Legge elettorale, prendere atto del fallimento del modello uninominale
14 Settembre 2021
Dalle elezioni politiche del 1948 sino a quelle del 1992 (undici tornate elettorali), il sistema proporzionale aveva consentito la formazione di Governi che rappresentavano la maggioranza degli italiani sia nel voto popolare che in Parlamento.
Ma contestualmente all’assalto dei magistrati di Mani Pulite ai cinque partiti che erano stati la spina dorsale di queste maggioranze (DC, PSI, PSDI, PRI, PLI) nel 1993 Mino Martinazzoli, neo eletto Segretario della DC, convocò i gruppi parlamentari alla Camilluccia per annunciare una svolta epocale: dopo più di quaranta anni di convinta adesione al sistema proporzionale il partito si convertiva ad un sistema maggioritario incardinato per il 75 per cento in collegi uninominali ed il resto con il sistema proporzionale corretto con lo scorporo dei voti dei vincenti i collegi uninominali (il cosiddetto Mattarellum).
In quella occasione presi la parola assieme a Guido Bodrato e Francom Ciliberti per lanciare l’allarme sul risultato nelle Regioni Rosse dove la sinistra avrebbe vinto tutti i collegi uninominali (come poi effettivamente avvenne), ma ci venne risposto che noi avremmo fatto il pieno di deputati al sud.

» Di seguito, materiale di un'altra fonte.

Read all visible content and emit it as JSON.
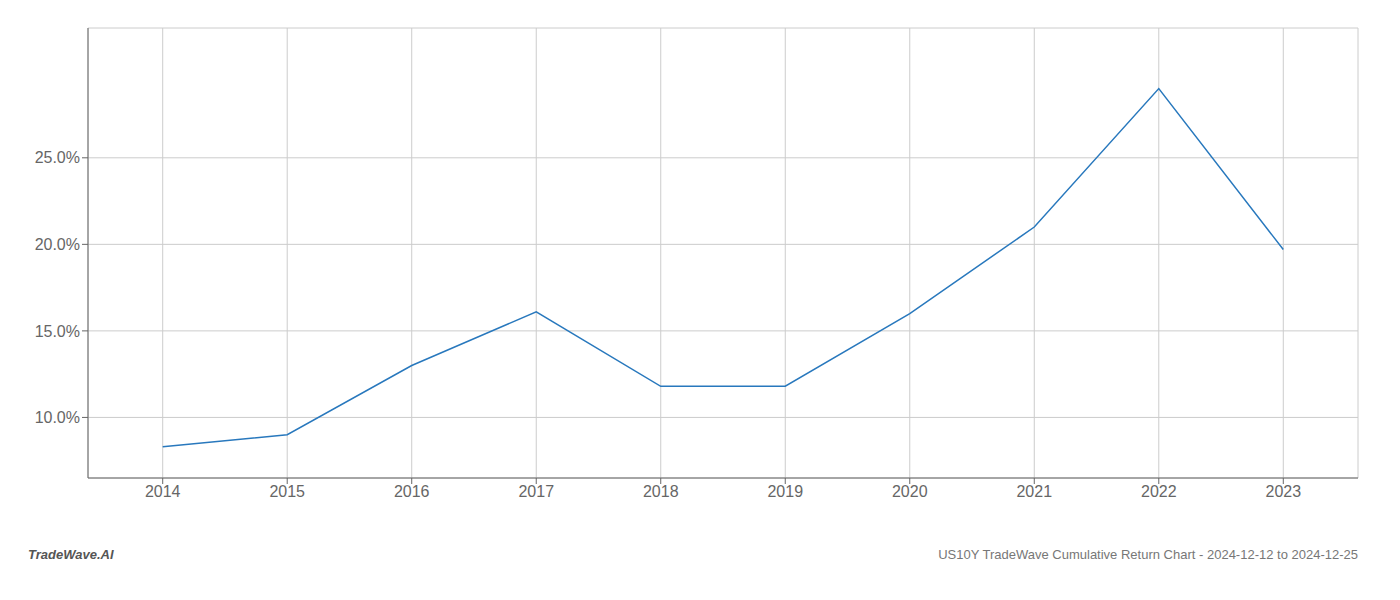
{
  "chart_data": {
    "type": "line",
    "title": "US10Y TradeWave Cumulative Return Chart - 2024-12-12 to 2024-12-25",
    "annotations": [
      "TradeWave.AI"
    ],
    "x": [
      2014,
      2015,
      2016,
      2017,
      2018,
      2019,
      2020,
      2021,
      2022,
      2023
    ],
    "values": [
      8.3,
      9.0,
      13.0,
      16.1,
      11.8,
      11.8,
      16.0,
      21.0,
      29.0,
      19.7
    ],
    "color": "#2878bd",
    "xlim": [
      2013.4,
      2023.6
    ],
    "xticks": [
      2014,
      2015,
      2016,
      2017,
      2018,
      2019,
      2020,
      2021,
      2022,
      2023
    ],
    "ylim": [
      6.5,
      32.5
    ],
    "yticks": [
      {
        "value": 10.0,
        "label": "10.0%"
      },
      {
        "value": 15.0,
        "label": "15.0%"
      },
      {
        "value": 20.0,
        "label": "20.0%"
      },
      {
        "value": 25.0,
        "label": "25.0%"
      }
    ],
    "grid": true
  }
}
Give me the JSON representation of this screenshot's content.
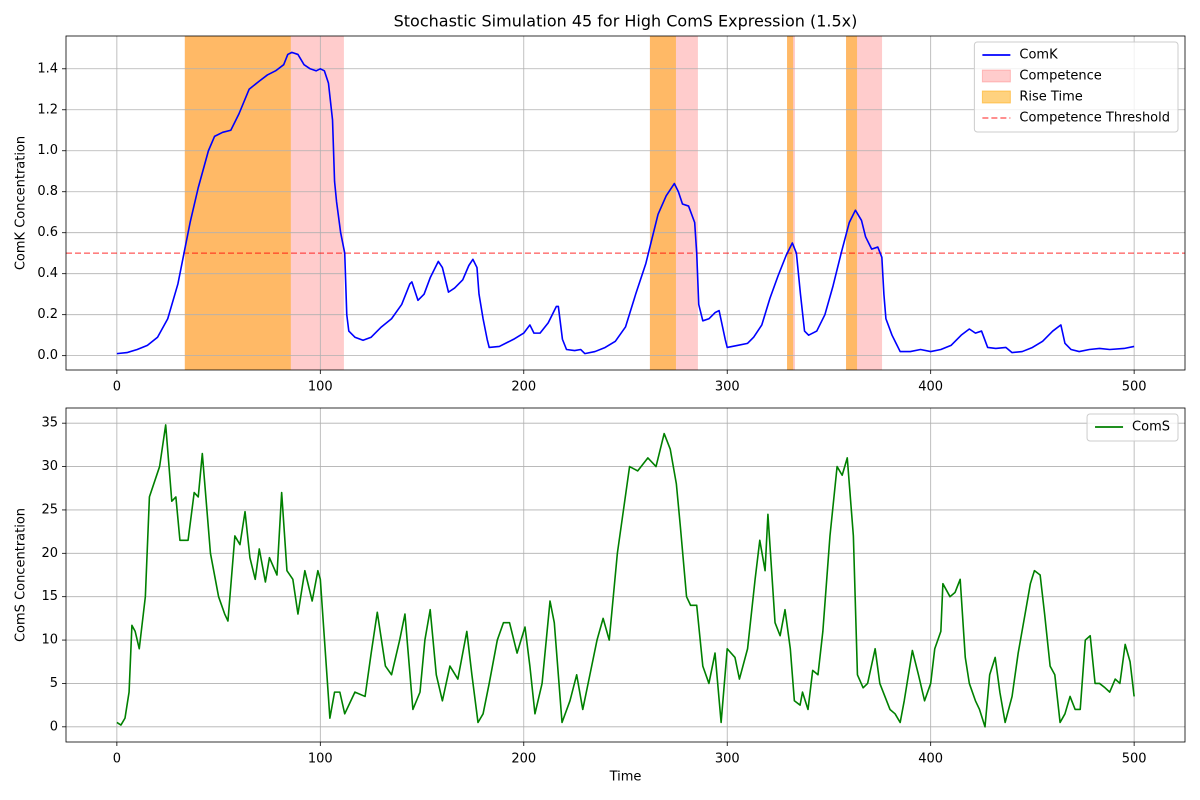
{
  "chart_data": [
    {
      "type": "line",
      "title": "Stochastic Simulation 45 for High ComS Expression (1.5x)",
      "ylabel": "ComK Concentration",
      "xlim": [
        -25,
        525
      ],
      "xticks": [
        0,
        100,
        200,
        300,
        400,
        500
      ],
      "ylim": [
        -0.07,
        1.56
      ],
      "yticks": [
        {
          "value": 0,
          "label": "0.0"
        },
        {
          "value": 0.2,
          "label": "0.2"
        },
        {
          "value": 0.4,
          "label": "0.4"
        },
        {
          "value": 0.6,
          "label": "0.6"
        },
        {
          "value": 0.8,
          "label": "0.8"
        },
        {
          "value": 1.0,
          "label": "1.0"
        },
        {
          "value": 1.2,
          "label": "1.2"
        },
        {
          "value": 1.4,
          "label": "1.4"
        }
      ],
      "grid": true,
      "legend": "upper right",
      "x": [
        0,
        5,
        10,
        15,
        20,
        25,
        30,
        33,
        36,
        40,
        45,
        48,
        52,
        56,
        60,
        65,
        70,
        74,
        78,
        82,
        84,
        86,
        89,
        92,
        95,
        98,
        100,
        102,
        104,
        106,
        107,
        108,
        110,
        112,
        113,
        114,
        117,
        121,
        125,
        130,
        135,
        140,
        144,
        145,
        148,
        151,
        154,
        158,
        160,
        163,
        166,
        170,
        173,
        175,
        177,
        178,
        180,
        182,
        183,
        188,
        195,
        200,
        203,
        205,
        208,
        212,
        216,
        217,
        219,
        221,
        225,
        228,
        230,
        235,
        240,
        245,
        250,
        255,
        260,
        263,
        266,
        270,
        274,
        276,
        278,
        281,
        284,
        285,
        286,
        288,
        291,
        294,
        296,
        299,
        300,
        305,
        310,
        313,
        317,
        321,
        325,
        329,
        332,
        334,
        336,
        338,
        340,
        344,
        348,
        352,
        356,
        360,
        363,
        366,
        368,
        371,
        374,
        376,
        377,
        378,
        381,
        383,
        385,
        390,
        395,
        400,
        405,
        410,
        415,
        419,
        422,
        425,
        428,
        432,
        437,
        440,
        445,
        450,
        455,
        460,
        464,
        466,
        469,
        473,
        478,
        483,
        488,
        495,
        500
      ],
      "series": [
        {
          "name": "ComK",
          "color": "#0000ff",
          "values": [
            0.01,
            0.015,
            0.03,
            0.05,
            0.09,
            0.18,
            0.35,
            0.5,
            0.65,
            0.82,
            1.0,
            1.07,
            1.09,
            1.1,
            1.18,
            1.3,
            1.34,
            1.37,
            1.39,
            1.42,
            1.47,
            1.48,
            1.47,
            1.42,
            1.4,
            1.39,
            1.4,
            1.39,
            1.33,
            1.15,
            0.85,
            0.75,
            0.6,
            0.5,
            0.2,
            0.12,
            0.09,
            0.075,
            0.09,
            0.14,
            0.18,
            0.25,
            0.35,
            0.36,
            0.27,
            0.3,
            0.38,
            0.46,
            0.43,
            0.31,
            0.33,
            0.37,
            0.44,
            0.47,
            0.43,
            0.3,
            0.18,
            0.08,
            0.04,
            0.045,
            0.08,
            0.11,
            0.15,
            0.11,
            0.11,
            0.16,
            0.24,
            0.24,
            0.08,
            0.03,
            0.025,
            0.03,
            0.01,
            0.02,
            0.04,
            0.07,
            0.14,
            0.3,
            0.45,
            0.57,
            0.69,
            0.78,
            0.84,
            0.8,
            0.74,
            0.73,
            0.65,
            0.5,
            0.25,
            0.17,
            0.18,
            0.21,
            0.22,
            0.08,
            0.04,
            0.05,
            0.06,
            0.09,
            0.15,
            0.28,
            0.39,
            0.49,
            0.55,
            0.5,
            0.3,
            0.12,
            0.1,
            0.12,
            0.2,
            0.34,
            0.5,
            0.65,
            0.71,
            0.66,
            0.58,
            0.52,
            0.53,
            0.48,
            0.3,
            0.18,
            0.1,
            0.06,
            0.02,
            0.02,
            0.03,
            0.02,
            0.03,
            0.05,
            0.1,
            0.13,
            0.11,
            0.12,
            0.04,
            0.035,
            0.04,
            0.015,
            0.02,
            0.04,
            0.07,
            0.12,
            0.15,
            0.06,
            0.03,
            0.02,
            0.03,
            0.035,
            0.03,
            0.035,
            0.045
          ]
        }
      ],
      "shaded": [
        {
          "name": "Competence",
          "color": "rgba(255,0,0,0.2)",
          "spans": [
            [
              33.4,
              111.6
            ],
            [
              262,
              285.6
            ],
            [
              329.4,
              333.3
            ],
            [
              358.4,
              376.1
            ]
          ]
        },
        {
          "name": "Rise Time",
          "color": "rgba(255,165,0,0.5)",
          "spans": [
            [
              33.4,
              85.5
            ],
            [
              262,
              274.8
            ],
            [
              329.4,
              332.4
            ],
            [
              358.4,
              363.8
            ]
          ]
        }
      ],
      "threshold": {
        "name": "Competence Threshold",
        "value": 0.5,
        "color": "rgba(255,0,0,0.5)"
      }
    },
    {
      "type": "line",
      "xlabel": "Time",
      "ylabel": "ComS Concentration",
      "xlim": [
        -25,
        525
      ],
      "xticks": [
        0,
        100,
        200,
        300,
        400,
        500
      ],
      "ylim": [
        -1.75,
        36.75
      ],
      "yticks": [
        0,
        5,
        10,
        15,
        20,
        25,
        30,
        35
      ],
      "grid": true,
      "legend": "upper right",
      "x": [
        0,
        2,
        4,
        6,
        7.4,
        9,
        11,
        14,
        16,
        21,
        24,
        27,
        29,
        31,
        35,
        38,
        40,
        42,
        46,
        50,
        53,
        54.6,
        58,
        60.5,
        63,
        65.4,
        68,
        70,
        73,
        75,
        78.7,
        81,
        83.6,
        86.5,
        89,
        92.4,
        96,
        98.8,
        100,
        104.7,
        107,
        109.6,
        112,
        117,
        122,
        125,
        128,
        132,
        135,
        139,
        141.6,
        145.5,
        149,
        151.4,
        154,
        157,
        160,
        163.7,
        167.6,
        172,
        174.5,
        177.5,
        180,
        183,
        187,
        190,
        193,
        196.7,
        200.6,
        203,
        205.5,
        209,
        212.9,
        215,
        218.8,
        222.7,
        226,
        229,
        232.5,
        236,
        239,
        242,
        246,
        249,
        252,
        256,
        261,
        265,
        269,
        272,
        275,
        277,
        280,
        282,
        285,
        288,
        291,
        294,
        297,
        300,
        303.8,
        306,
        310,
        313.7,
        316,
        318.6,
        320,
        323.5,
        326,
        328.4,
        331,
        333,
        335.8,
        337,
        339.7,
        342,
        344.6,
        347,
        350.5,
        354,
        356.5,
        359,
        362,
        364,
        366.8,
        369,
        372.7,
        375,
        380,
        382.5,
        385,
        387,
        391,
        394,
        397,
        400,
        402,
        405,
        406,
        409.5,
        412,
        414.5,
        417,
        419,
        422,
        424,
        426.7,
        429,
        431.7,
        434,
        436.6,
        440,
        443,
        446.4,
        449,
        451,
        453.8,
        456,
        458.7,
        461,
        463.6,
        466,
        468.5,
        471,
        473.5,
        476,
        478.4,
        480.8,
        483,
        485.7,
        488,
        490.7,
        493,
        495.6,
        498,
        500
      ],
      "series": [
        {
          "name": "ComS",
          "color": "#008000",
          "values": [
            0.5,
            0.2,
            1,
            4,
            11.7,
            11,
            9,
            15,
            26.5,
            30,
            34.8,
            26,
            26.5,
            21.5,
            21.5,
            27,
            26.5,
            31.5,
            20,
            15,
            13,
            12.2,
            22,
            21,
            24.8,
            19.5,
            17,
            20.5,
            16.7,
            19.5,
            17.5,
            27,
            18,
            17,
            13,
            18,
            14.5,
            18,
            17,
            1,
            4,
            4,
            1.5,
            4,
            3.5,
            8.5,
            13.2,
            7,
            6,
            10,
            13,
            2,
            4,
            10,
            13.5,
            6,
            3,
            7,
            5.5,
            11,
            6,
            0.5,
            1.5,
            5,
            10,
            12,
            12,
            8.5,
            11.5,
            7,
            1.5,
            5,
            14.5,
            12,
            0.5,
            3,
            6,
            2,
            6,
            10,
            12.5,
            10,
            20,
            25,
            30,
            29.5,
            31,
            30,
            33.8,
            32,
            28,
            23,
            15,
            14,
            14,
            7,
            5,
            8.5,
            0.5,
            9,
            8,
            5.5,
            9,
            17,
            21.5,
            18,
            24.5,
            12,
            10.5,
            13.5,
            9,
            3,
            2.5,
            4,
            2,
            6.5,
            6,
            11,
            22,
            30,
            29,
            31,
            22,
            6,
            4.5,
            5,
            9,
            5,
            2,
            1.5,
            0.5,
            3,
            8.8,
            6,
            3,
            5,
            9,
            11,
            16.5,
            15,
            15.5,
            17,
            8,
            5,
            3,
            2,
            0,
            6,
            8,
            4,
            0.5,
            3.5,
            8.5,
            13,
            16.5,
            18,
            17.5,
            13,
            7,
            6,
            0.5,
            1.5,
            3.5,
            2,
            2,
            10,
            10.5,
            5,
            5,
            4.5,
            4,
            5.5,
            5,
            9.5,
            7.5,
            3.5
          ]
        }
      ]
    }
  ]
}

Nel dibattito venne posta un’altra importante questione relativa al fatto che, scartata l’ipotesi di un doppio turno alla francese, nel collegio chi prendeva ad esempio il 34 per cento dei voti diventava deputato, mentre magari due competitori con il 32 per cento l’uno erano fuori dalla corsa, pur avendo totalizzato sommandoli il 66 per cento dei voti.
Questa scelta avrebbe inevitabilmente comportato la scomparsa del centro che sarebbe stato risucchiato da una parte o dall’altra, senza peraltro garantire che il sistema fosse in grado di garantire una maggioranza in Parlamento che rappresentasse la maggioranza degli italiani.
Ed infatti dal 1994 al 2018, sia che vincesse il centro destra sia che vincesse il centro sinistra, la maggioranza parlamentare del dopo elezioni (governi Berlusconi e Prodi compresi) rappresentava non la maggioranza ma una minoranza degli elettori, con migrazioni bibliche di deputati e senatori da una parte all’altra del Parlamento in base alle convenienze del momento.
Manca circa un anno e mezzo alle prossime elezioni politiche e la drastica riduzione del numero dei Deputati e Senatori impone di mettere mano alla legge elettorale.
Alla luce delle considerazioni sopraesposte non sarebbe il caso di prendere atto che il sistema di elezione uninominale è stato un disastro e che i cittadini italiani votano già con il sistema proporzionale e la libertà di esprimere preferenze i consiglieri comunali, quelli regionali e i parlamentari europei?
O ancora una volta sarà qualche segretario di partito a decidere a tavolino da Roma chi imporre in un Collegio, umiliando la rappresentanza democratica locale con personaggi pronti poi a qualunque giravolta nella speranza di essere di nuovo eletti?